APTX variant, identified in patient 4, was first described by Aicardi et al. [37] as the cause of a syndrome mimicking ataxia telangiectasia that was named AOA1. Anheim et al. found that AOA1 was the fourth most common cause of AR cerebellar ataxia [38]. The p.Pro206Leu variant was the most frequent variant described worldwide [39]. Oculomotor apraxia was not a constant finding in all reported patients. Our result was in agreement with the previous studies regarding most of the clinical manifestations; however, our patient had congenital heart disease and poor retinal function that were not previously reported in APTX gene mutations thus expanding its phenotypic spectrum.

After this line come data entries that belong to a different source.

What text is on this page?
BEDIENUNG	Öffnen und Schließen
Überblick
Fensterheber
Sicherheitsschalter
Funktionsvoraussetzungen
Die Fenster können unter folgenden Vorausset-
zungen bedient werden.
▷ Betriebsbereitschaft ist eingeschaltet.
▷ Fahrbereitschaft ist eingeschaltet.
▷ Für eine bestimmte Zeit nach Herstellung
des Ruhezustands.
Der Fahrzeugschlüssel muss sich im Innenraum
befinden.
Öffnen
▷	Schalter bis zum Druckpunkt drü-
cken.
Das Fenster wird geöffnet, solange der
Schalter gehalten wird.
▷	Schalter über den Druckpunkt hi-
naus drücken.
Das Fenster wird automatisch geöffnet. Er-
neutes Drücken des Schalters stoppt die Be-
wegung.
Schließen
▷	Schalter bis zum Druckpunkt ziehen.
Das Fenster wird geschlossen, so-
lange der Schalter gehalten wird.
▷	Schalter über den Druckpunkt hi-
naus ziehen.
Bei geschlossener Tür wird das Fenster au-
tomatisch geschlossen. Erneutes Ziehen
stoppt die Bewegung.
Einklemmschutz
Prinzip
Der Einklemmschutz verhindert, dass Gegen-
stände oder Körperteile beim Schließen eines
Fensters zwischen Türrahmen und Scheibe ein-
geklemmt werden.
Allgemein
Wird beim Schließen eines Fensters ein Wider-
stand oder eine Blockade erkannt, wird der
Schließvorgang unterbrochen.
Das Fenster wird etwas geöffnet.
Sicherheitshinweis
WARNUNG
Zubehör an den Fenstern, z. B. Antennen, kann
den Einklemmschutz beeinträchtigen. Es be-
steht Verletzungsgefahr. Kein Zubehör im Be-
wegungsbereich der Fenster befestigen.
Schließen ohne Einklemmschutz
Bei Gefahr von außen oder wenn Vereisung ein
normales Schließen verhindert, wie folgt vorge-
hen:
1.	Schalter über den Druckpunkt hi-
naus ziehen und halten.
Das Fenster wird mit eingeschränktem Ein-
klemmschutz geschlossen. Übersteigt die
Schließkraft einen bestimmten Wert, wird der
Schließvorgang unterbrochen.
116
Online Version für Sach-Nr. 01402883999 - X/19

To our knowledge, this is the first genetic study of its kind from North Africa “Egypt” exploring the possible molecular defects underlying the overlapping NDs phenotypes. We identified three novel pathogenic mutations and expanded the phenotypic spectrum with newly associated clinical phenotypic findings in the studied patients.

In conclusion, this study highlights the importance of genetic testing for patients presenting with ND disorders where phenotypic characterization might not be sufficient for proper classification and early disease identification, especially for potentially treatable ones.